Lecz zapewne najważniejszą rzeczą, choć najmniej zrozumiałą, był tekst. Napisany tajemniczym alfabetem, nieznanym nigdzie na świecie, po stuleciach badań prowadzonych nie tylko przez najlepszych historyków średniowiecza, językoznawców, ale i wojskowych ekspertów od łamania kodów, nie ujawnił niczego. O czym mówi, kto go napisał, gdzie, po co i kiedy - nadal jest tajemnicą.
Czy to dzieło życia Rogera Bacona?
Swoją nazwę manuskrypt otrzymał od Wilfrida M. Voynicha, amerykańskiego antykwarysty, który znalazł go w bibliotece jezuickiego kolegium we Frascati niedaleko Rzymu. Jezuici nic o nim nie wiedzieli i chętnie sprzedali Voynichowi, który zabrał go do Ameryki, po czym wykonał fotokopie i rozesłał uczonym, paleografom, historykom, lingwistom, filologom, a także astronomom i botanikom. Wydawało się zrazu, że szybko sobie z tekstem poradzą. Podobnie jak z licznymi kodowanymi dokumentami rządowymi, dyplomatycznymi i kościelnymi spoczywającymi w archiwach od czasów średniowiecza. A właśnie w tym okresie i początkach Odrodzenia, lokowano "Voynicha". Zdawało się ponadto, że w zrozumieniu wyrazów będą pomocne rysunki. Specjaliści rzucili się więc tłumnie i ochoczo do pracy. Spotkał ich srogi zawód. Voynich jest wciąż nieodczytany!
Co nieco zdołano tylko wyjaśnić na temat jego pochodzenia i niezwykłych dziejów. Znaleziono bowiem wetknięty między stronice list pisany w 1665 r. przez rektora uniwersytetu w Pradze, Johannesa Marcusa Marci z Kronlandu, zarazem lekarza austriackiego cesarza, Rudolfa II. List był adresowany do poligloty Athanasiusa Kirchera, jezuity, sławnego z nieudanych prób odczytania egipskich hieroglifów i z szaleńczej wyprawy na dno krateru Wezuwiusza dla zbadania sił podziemnych. Marci darowywał manuskrypt jezuicie, wzmiankując, że należał on niegdyś do cesarza, który był przekonany, że autorem jest angielski zakonnik Roger Bacon (ok. 1214 - ok. 1294), a księga to magnum opus czyli suma nieznanych odkryć tego największego uczonego średniowiecza. O wcześniejszych losach manuskryptu niczego nie wiedział. Ktoś spostrzegł, że podobnie rysowała żyjąca w XII wieku niemiecka mniszka, św. Hildegarda z Bingen, i również pisała szyfrem, darowanym jej we śnie przez niebiańską siłę. Ale nagie kobiety?
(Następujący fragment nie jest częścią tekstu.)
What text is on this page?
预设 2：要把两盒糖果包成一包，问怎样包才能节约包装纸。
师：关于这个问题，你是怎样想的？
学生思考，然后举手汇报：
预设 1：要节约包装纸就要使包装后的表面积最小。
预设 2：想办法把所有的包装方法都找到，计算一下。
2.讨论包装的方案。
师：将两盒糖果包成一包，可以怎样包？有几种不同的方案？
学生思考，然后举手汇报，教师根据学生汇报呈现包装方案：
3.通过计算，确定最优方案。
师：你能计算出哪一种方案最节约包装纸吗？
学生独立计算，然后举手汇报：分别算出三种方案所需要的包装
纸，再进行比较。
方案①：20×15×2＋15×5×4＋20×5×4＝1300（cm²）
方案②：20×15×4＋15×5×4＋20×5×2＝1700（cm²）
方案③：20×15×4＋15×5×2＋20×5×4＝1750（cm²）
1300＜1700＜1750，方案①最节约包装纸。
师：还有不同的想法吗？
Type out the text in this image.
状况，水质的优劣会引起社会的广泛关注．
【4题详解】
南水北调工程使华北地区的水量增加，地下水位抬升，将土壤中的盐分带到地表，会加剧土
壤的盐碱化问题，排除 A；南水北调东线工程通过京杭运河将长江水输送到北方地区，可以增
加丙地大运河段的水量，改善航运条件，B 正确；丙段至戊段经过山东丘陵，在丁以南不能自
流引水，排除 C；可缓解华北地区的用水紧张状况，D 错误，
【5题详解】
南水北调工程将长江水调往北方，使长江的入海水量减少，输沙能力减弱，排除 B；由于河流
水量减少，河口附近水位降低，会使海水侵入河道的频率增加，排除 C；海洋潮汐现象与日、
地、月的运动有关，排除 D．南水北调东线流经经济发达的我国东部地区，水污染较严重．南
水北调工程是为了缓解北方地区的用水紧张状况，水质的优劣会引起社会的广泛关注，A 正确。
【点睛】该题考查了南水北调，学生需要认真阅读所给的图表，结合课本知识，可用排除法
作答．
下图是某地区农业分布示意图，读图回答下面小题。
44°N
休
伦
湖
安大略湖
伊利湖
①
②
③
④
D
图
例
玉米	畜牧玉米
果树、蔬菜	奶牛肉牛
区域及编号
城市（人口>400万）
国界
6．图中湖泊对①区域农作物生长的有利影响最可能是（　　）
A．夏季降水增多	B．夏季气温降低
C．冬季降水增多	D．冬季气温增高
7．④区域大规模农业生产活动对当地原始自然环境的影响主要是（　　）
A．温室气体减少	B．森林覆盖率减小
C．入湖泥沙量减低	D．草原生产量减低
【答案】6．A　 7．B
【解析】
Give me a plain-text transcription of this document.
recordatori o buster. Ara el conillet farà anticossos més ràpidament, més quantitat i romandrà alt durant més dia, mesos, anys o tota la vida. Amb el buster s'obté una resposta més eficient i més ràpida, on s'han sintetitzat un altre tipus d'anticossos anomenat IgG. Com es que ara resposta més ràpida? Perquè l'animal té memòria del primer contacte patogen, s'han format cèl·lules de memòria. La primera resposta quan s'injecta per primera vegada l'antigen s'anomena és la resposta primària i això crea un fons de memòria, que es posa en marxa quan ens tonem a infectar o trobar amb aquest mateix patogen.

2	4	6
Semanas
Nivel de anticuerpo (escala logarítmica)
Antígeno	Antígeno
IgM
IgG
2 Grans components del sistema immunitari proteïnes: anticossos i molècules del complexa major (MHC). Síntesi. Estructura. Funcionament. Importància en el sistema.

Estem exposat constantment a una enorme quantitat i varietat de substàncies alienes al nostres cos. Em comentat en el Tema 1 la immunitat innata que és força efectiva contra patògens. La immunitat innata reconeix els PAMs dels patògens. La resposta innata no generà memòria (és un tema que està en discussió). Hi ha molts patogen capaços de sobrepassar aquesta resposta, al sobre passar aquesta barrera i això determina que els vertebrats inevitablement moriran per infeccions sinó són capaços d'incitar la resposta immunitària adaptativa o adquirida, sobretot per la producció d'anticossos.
To syrena dla kryptografów
W 1944 r. botanik Hugh O'Neill wysunął przypuszczenie, że ponieważ jedna z ilustracji przypomina kwiat słonecznika, a ten został przywieziony do Europy przez Kolumba, manuskrypt nie może pochodzić sprzed 1492 r. Akty pulchnych kobiet zdawały się wskazywać na Renesans. Zaś welur miał pochodzić z XVI w. - przez podobieństwo do ksiąg z tego czasu. I tak dalej, i dalej.
Zdesperowani badacze w końcu stwierdzili, że Voynich sam napisał księgę dla "kawału". Zresztą pomysły sypały się obficie. Na przykład w 1978 r. niejaki John Stojko ogłosił, że tekst został napisany w archaicznej, pozbawionej samogłosek, postaci języka ukraińskiego i opisuje wojnę domową. W 1987 r. Leo Levitov dowodził, że chodzi o liturgiczny podręcznik kultu Izydy. A figury nagich kobiet w wodzie to opisy eutanazji (!).
Po kilku głośnych, choć całkiem nieudanych, absurdalnych i dowolnych próbach odczytania uznano, że manuskrypt jest rodzajem psychologicznej pułapki, kryptograficzną syreną, która uwodzi badaczy i zmusza do odsłaniania ich własnych pragnień i obsesji. Wszyscy amatorzy przyznawali, że żadnego fragmentu niepodobna odczytać dwa razy w ten sam sposób.
Szansa dla internautów
W ostatnich 15 latach do pracy zabrali się zawodowi kryptografowie, matematycy i programiści komputerowi. Główny problem polega na tym, że liter w alfabecie "Voynicha" jest nieskończona ilość, każda jest pisana na różne sposoby i nie wiadomo, czy jest tą samą literą. Obróbka komputerowa szybko wykazała, że w tekście jest wiele powtórzeń. To samo słowo pojawia się kilka razy z rzędu, a wiele słów różni się tylko jedną literą. Słownik okazał się znacznie mniejszy, niż powinien, a słowa są o wiele krótsze niż w angielskim czy łacinie, w dodatku nie ma w ogóle jedno- i dwuliterowych wyrazów.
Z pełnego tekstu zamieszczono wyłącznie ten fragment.